On July 5, the U.S. District Court for the Central District of California refused to compel a TCPA plaintiff to arbitrate his dispute against Dick’s Sporting Goods, Inc., thus allowing the case to proceed in federal court.  This decision potentially paves the way for class certification despite the class waiver provision contained in Dick’s Terms of Use. This case highlights that no matter how bulletproof a company’s terms and conditions may appear, it is equally important that companies should assess how they obtain consumer assent to their terms and conditions if companies want to be able to enforce them later.  A copy of the decision can be found here.

The relevant facts and allegations of this case are that the plaintiff affirmatively opted into Dick’s mobile alert program by texting “JOIN” to Dick’s short code.  The plaintiff later texted “STOP” to the same short code, but he allegedly received at least 8 additional text messages from Dick’s after attempting to opt out. After the plaintiff filed suit for these alleged TCPA violations, Dick’s sought to enforce its Terms of Use that require any disputes related to its website – which included the link to Dick’s text alert program – to be arbitrated on an individual basis.

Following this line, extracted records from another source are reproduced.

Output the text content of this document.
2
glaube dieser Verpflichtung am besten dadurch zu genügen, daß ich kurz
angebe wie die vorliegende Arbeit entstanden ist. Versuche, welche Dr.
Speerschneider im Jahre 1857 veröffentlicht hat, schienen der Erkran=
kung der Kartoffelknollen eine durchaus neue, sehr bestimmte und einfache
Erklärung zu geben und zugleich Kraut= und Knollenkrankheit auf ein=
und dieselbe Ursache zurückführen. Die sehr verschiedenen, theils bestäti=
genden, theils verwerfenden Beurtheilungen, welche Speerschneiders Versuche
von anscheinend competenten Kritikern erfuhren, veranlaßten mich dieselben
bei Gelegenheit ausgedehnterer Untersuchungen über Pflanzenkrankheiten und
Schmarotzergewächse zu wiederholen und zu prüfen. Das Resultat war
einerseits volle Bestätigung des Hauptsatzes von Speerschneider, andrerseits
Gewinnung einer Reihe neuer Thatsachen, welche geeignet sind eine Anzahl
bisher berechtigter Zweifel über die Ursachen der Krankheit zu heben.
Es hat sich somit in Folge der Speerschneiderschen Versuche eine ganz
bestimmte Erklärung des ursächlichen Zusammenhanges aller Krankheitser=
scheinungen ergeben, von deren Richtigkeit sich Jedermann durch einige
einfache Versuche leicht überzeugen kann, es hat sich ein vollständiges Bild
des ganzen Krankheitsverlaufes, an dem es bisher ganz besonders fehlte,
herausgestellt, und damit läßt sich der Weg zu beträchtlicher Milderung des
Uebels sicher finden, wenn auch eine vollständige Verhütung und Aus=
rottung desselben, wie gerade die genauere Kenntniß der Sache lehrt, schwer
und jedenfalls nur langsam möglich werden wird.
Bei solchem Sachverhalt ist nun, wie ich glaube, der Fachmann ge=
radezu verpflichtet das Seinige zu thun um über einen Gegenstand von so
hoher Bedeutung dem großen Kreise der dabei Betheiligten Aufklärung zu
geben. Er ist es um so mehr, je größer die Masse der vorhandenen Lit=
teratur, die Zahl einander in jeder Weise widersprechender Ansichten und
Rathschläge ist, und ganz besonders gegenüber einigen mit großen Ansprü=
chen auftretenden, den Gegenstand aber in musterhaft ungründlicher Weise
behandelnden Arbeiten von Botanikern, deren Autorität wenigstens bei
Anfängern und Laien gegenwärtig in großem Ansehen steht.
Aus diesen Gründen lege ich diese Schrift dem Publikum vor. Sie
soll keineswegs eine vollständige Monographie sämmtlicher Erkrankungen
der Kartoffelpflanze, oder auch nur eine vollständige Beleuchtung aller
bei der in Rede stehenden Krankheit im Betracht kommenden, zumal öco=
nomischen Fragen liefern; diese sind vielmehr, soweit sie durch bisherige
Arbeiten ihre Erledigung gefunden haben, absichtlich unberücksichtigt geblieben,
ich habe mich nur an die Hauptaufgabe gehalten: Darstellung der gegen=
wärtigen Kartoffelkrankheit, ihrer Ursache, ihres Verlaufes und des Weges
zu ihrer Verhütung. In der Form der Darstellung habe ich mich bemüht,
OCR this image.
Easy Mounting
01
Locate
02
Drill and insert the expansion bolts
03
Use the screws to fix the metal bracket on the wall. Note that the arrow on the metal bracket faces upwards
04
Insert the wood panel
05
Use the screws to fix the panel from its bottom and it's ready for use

The court, however, refused to compel arbitration because it found that Dick’s “browsewrap agreement” was not enforceable as against this plaintiff because Dick’s could not establish that he had actual or constructive knowledge of the Terms of Use.  Specifically, because Dick’s Terms of Use did not require a user to affirmatively agree to be bound by the terms, or otherwise conspicuously put the user on notice of the existence of the terms, Dick’s could not prove that the plaintiff had the requisite knowledge to bind him to the arbitration provision.  While inapplicable to Dick’s practices, the court nevertheless held that when a website contains an “explicit textual notice that continued use will act as a manifestation of the user’s intent to be bound” by a company’s terms and conditions, a court will find that the user has constructive notice sufficient to make the terms enforceable.

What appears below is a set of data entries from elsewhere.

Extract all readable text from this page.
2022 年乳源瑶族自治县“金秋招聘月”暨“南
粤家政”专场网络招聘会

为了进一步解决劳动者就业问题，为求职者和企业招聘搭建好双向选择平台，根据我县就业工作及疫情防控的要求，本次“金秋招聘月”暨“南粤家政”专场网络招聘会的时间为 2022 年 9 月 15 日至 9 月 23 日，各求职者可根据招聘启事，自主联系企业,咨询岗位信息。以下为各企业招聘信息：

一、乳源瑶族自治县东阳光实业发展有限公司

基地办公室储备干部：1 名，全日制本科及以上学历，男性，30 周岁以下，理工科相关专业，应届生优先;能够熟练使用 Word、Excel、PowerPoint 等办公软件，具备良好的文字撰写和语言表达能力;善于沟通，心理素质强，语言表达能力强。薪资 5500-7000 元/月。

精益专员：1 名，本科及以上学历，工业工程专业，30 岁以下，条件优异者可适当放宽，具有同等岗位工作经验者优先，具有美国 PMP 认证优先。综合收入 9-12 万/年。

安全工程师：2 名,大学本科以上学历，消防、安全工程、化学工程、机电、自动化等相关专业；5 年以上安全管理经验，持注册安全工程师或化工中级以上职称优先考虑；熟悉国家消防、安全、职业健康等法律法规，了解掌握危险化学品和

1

The takeaway from this decision is that click-through agreements are the best choice for companies when this onboarding method is feasible.  But even when it’s not, companies can still protect themselves by calling attention to relevant terms and conditions and explicitly stating that such terms will apply to the user.  Such disclosures are particularly advisable for call-to-action displays that invite consumers to join mobile alert programs like the one at issue in this case, as well as including a link to the terms again via text message after the consumer opts in.

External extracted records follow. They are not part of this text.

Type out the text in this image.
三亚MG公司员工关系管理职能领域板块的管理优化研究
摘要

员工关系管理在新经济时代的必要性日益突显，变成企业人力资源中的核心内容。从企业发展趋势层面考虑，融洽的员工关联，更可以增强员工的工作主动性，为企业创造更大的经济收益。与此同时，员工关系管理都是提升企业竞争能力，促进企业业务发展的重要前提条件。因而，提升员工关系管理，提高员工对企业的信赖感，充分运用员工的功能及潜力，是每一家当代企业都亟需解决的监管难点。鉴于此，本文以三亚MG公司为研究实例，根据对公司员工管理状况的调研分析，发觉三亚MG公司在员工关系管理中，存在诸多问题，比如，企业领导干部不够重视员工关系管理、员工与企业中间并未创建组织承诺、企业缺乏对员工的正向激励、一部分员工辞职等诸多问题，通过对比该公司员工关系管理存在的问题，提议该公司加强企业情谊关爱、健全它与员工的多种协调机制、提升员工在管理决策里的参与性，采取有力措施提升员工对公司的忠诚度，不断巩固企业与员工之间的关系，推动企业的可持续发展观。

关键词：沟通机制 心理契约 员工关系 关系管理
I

Finally, while not relevant to the court’s decision in the end, it was also established that the plaintiff, Phil Nghiem, was an attorney previously employed by a TCPA plaintiffs’ firm and he “did sign up for a significant number of mobile alerts programs within a few months.” For those companies on the receiving end of TCPA demand letters, it may not come as a surprise that Mr. Nghiem currently works for Manning Law according to this firm’s website. With no apparent slowdown of plaintiffs actively soliciting the text messages they later seek to cash in on, it is more important than ever that companies engaging consumers through calls or texts ensure that they are following TCPA best practices.